The initial sentencing guidelines in a tax fraud case are calculated based on the amount of loss. An upward departure is an increase in those guidelines that can result for various reasons.
For example, if a defendant impeded the investigation, perhaps by destroying documents, that could warrant an upward departure, or an increase, to the guideline range.
A downward departure in Maryland tax fraud cases is a decrease in the guidelines. If a defendant accepts a plea offer from the government, that may warrant a downward departure to the guideline range.
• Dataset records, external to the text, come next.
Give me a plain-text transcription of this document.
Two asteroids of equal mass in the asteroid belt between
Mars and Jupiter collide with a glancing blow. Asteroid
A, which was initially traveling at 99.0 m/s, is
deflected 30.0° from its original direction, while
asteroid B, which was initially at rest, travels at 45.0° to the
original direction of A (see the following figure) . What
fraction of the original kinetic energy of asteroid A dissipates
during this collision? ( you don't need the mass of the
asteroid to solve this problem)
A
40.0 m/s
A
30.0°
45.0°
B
A mitigating circumstance in a tax fraud case is a fact or facts considered positive for the defendant and that can lead to a downward departure in Maryland tax fraud cases to the sentencing guidelines and a lighter sentence. A mitigating circumstance could be the defendant’s substantial cooperation with federal investigators. If a defendant assists the government in its investigation of related, or other suspected criminal conduct, the court may find it warrants a downward departure to the sentencing guidelines.
A common reason for an upward departure in tax fraud cases is that the Court finds “sophisticated means” were used to effectuate the fraud. Sophisticated means is a broad term and can include complicated corporate structures, shell companies, or a conspiracy amongst several individuals. If the court finds these sophisticated means were employed by the defendant, that can warrant an upward departure to the sentencing guidelines.
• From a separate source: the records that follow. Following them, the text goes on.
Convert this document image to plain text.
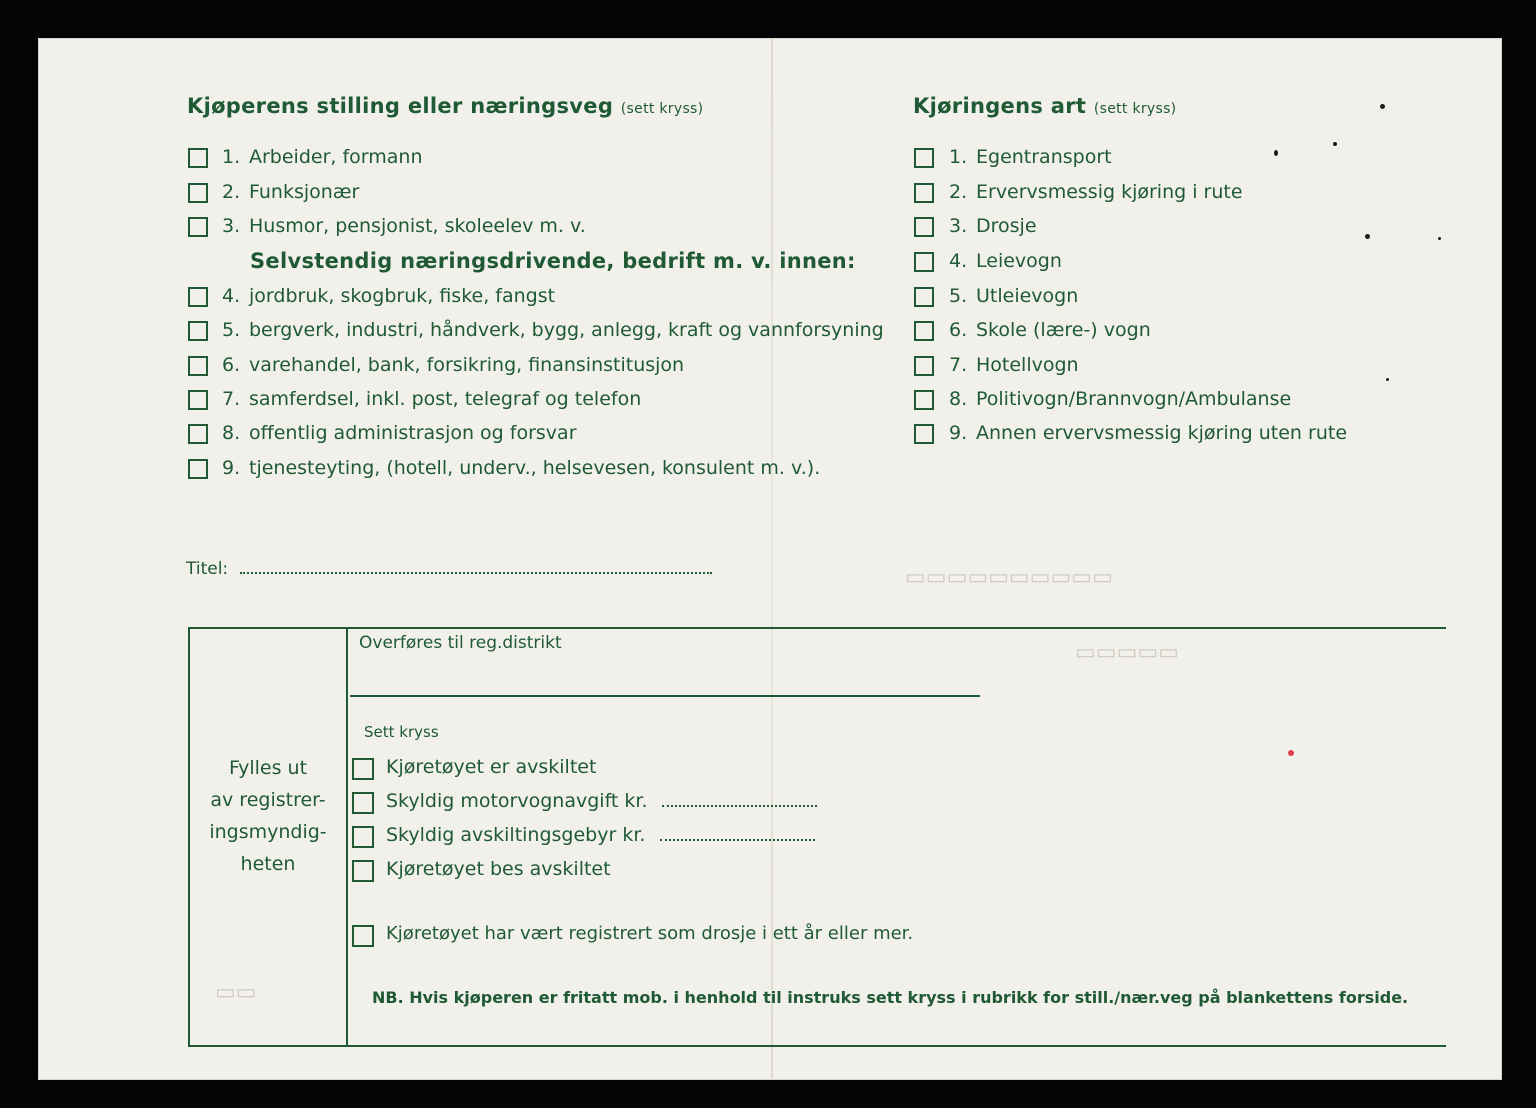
▭▭▭▭▭▭▭▭▭▭
▭▭▭▭▭
▭▭
Kjøperens stilling eller næringsveg (sett kryss)
1. Arbeider, formann
2. Funksjonær
3. Husmor, pensjonist, skoleelev m. v.
Selvstendig næringsdrivende, bedrift m. v. innen:
4. jordbruk, skogbruk, fiske, fangst
5. bergverk, industri, håndverk, bygg, anlegg, kraft og vannforsyning
6. varehandel, bank, forsikring, finansinstitusjon
7. samferdsel, inkl. post, telegraf og telefon
8. offentlig administrasjon og forsvar
9. tjenesteyting, (hotell, underv., helsevesen, konsulent m. v.).
Kjøringens art (sett kryss)
1. Egentransport
2. Ervervsmessig kjøring i rute
3. Drosje
4. Leievogn
5. Utleievogn
6. Skole (lære-) vogn
7. Hotellvogn
8. Politivogn/Brannvogn/Ambulanse
9. Annen ervervsmessig kjøring uten rute
Titel:
Fylles ut
av registrer-
ingsmyndig-
heten
Overføres til reg.distrikt
Sett kryss
Kjøretøyet er avskiltet
Skyldig motorvognavgift kr.
Skyldig avskiltingsgebyr kr.
Kjøretøyet bes avskiltet
Kjøretøyet har vært registrert som drosje i ett år eller mer.
NB. Hvis kjøperen er fritatt mob. i henhold til instruks sett kryss i rubrikk for still./nær.veg på blankettens forside.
The role of the alleged victim in a federal tax fraud case is not a consideration because the only alleged victim is the US Treasury, the federal government, which played no role in the fraud and thus has no effect on a departure consideration. As for the effect of a person’s criminal history on a court’s sentencing consideration, that is addressed on the sentencing guidelines table. If a defendant has a criminal history, that will place them on a higher offense level on the chart, carrying a higher sentence. The seriousness of the criminal history will have an even greater impact on the overall sentencing guidelines.
In tax fraud cases, a minimally sufficient sentence is the shortest sentence that satisfies all the factors found in 18 USC 3553(a). The factors include the nature and circumstances of the offense, the history and characteristics of the defendant, the need for the sentence to deter future criminal conduct, the need to reflect the seriousness of the offense, the need to protect the public from future crime, and the need to provide the defendant with correctional treatment in the most effective manner.
An un-coerced plea bargain is one in which the defendant voluntarily accepts responsibility. It applies to a downward departure in federal cases by generally resulting in a two-point reduction of offense level. If the plea bargain is accepted in a timely fashion, an extra point will be deducted from the offense level. Each of these reductions in offense level directly corresponds to a reduction in the sentencing guidelines.
A person facing criminal charges is looking at a potential prison time, in addition to potential supervised probation, significant fines, and other consequences. An experienced tax fraud sentencing lawyer could use every resource to advocate for the minimum sentence. The lawyer will know which categories for downward departure in Maryland tax fraud cases are applicable and will fashion arguments to advocate for the application of the downward departures while arguing against the application of any upward departures.